The keywords in the paragraphs I quoted are “I reckon”. Much of Pearson’s output is “I reckon”. She ‘reckoned’ about the MMR vaccine, spreading the conspiracy theory that it caused autism. She ‘reckoned’ falsely during the run-up to the 2019 general election that a photo of a child lying on a hospital floor was staged. And she has ‘reckoned’ all kinds of lies and conspiracies theories — in print and on Twitter — since the Covid-19 pandemic began.
In the case of today’s Diana column, Pearson’s ‘I reckon’ imaginings are just grim rather than dangerous. She applies the grotesque sentimentality of her fiction (“unrealistic and sappy romance” as one review described her second novel) to real people, imagining that she can transport herself into Prince Harry’s mind:
God knows what tumult will be going on inside Harry.
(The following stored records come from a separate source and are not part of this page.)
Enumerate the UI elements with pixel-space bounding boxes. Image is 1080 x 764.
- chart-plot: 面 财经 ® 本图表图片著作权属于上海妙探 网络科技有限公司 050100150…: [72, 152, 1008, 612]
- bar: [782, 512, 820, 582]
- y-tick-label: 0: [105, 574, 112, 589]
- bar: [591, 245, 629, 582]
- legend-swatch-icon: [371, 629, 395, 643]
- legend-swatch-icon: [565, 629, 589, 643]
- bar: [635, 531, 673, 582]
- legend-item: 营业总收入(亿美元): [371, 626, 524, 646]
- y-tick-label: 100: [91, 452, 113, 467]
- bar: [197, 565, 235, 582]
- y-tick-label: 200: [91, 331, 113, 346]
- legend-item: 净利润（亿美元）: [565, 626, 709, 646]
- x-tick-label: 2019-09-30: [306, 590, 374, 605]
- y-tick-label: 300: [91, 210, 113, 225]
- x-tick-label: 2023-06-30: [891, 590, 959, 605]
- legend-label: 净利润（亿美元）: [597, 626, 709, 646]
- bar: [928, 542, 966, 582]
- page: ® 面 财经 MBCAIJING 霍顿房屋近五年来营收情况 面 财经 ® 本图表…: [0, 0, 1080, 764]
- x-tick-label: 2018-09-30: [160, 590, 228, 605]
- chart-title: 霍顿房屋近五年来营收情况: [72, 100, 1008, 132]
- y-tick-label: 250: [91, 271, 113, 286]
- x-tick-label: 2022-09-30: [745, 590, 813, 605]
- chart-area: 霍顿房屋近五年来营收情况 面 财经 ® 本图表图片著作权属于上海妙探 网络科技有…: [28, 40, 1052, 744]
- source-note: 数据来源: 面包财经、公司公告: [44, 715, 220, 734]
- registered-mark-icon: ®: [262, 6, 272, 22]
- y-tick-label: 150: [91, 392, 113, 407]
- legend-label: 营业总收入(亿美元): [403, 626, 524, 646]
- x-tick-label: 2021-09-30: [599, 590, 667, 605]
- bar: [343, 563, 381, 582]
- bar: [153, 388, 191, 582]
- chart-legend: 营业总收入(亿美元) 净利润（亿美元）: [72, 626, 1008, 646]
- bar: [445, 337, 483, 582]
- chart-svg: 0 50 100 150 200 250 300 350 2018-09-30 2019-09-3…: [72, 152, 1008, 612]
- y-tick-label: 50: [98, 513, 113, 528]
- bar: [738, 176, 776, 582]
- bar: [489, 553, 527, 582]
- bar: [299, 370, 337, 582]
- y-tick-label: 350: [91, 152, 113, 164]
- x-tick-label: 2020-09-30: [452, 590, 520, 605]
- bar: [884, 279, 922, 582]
Self-righteous rage at the snubs (both real and imagined) to his wife, a churning bile in his stomach entirely at odds with an ache for reconciliation, for things to be as they once and always were with his big brother.
Neither son could protect their mother when it mattered. Too young, too far away. Now, to somehow make it right, they each protect the woman who took Diana’s place in their lives and, in so doing, lose each other. It is properly Shakespearean.
These, we are meant to believe, are the words and thoughts of a top-tier columnist rather than an inebriated aunt on Facebook. But her conclusion deserves not to be in the pages of a national newspaper but splashed on an image meme of some pandas hugging:
The statue of Diana will not move but the sight of it may move her sons to remember how very much she loved them and how it would have broken their mother’s heart to think her boys were no longer there for each other. Then, wait for a miracle.
Pearson delivers a weird Diana column about once every couple of years. In 2015, it was insisting that William and Kate’s daughter should be named after his mother (As the nation waits, why the Princess must be called Diana), while in 2017 she turned Prince Harry’s marriage into another opportunity to be creepy (At last, Diana doesn't have to worry about Harry any more). Another instalment was clearly overdue.
In life, Princess Diana was a pinata for the press and 24 years after her death she’s a stick to beat Harry and Meghan with. In The Daily Mail yesterday, Andrew Morton — a man who hasn’t stopped making money off the princess since he wrote his biography of her in 1993— claimed Meghan would have “intimidated” Diana. Like Pearson, he engaged in fan fiction, made slightly better by the fact that he actually met her, suggesting she would have helped Prince Charles broker a peace between his sons.
British columnists and the newspapers that host them will never shake their Diana habit. She’s too reliable a topic — bringing clicks and eyeballs — and too easily turned into an icon for whatever line the commentator wants to take. Whether she’s the angel lost too soon or the icon of selfishness, she’s an easy target for columnists who long ago run out of ideas.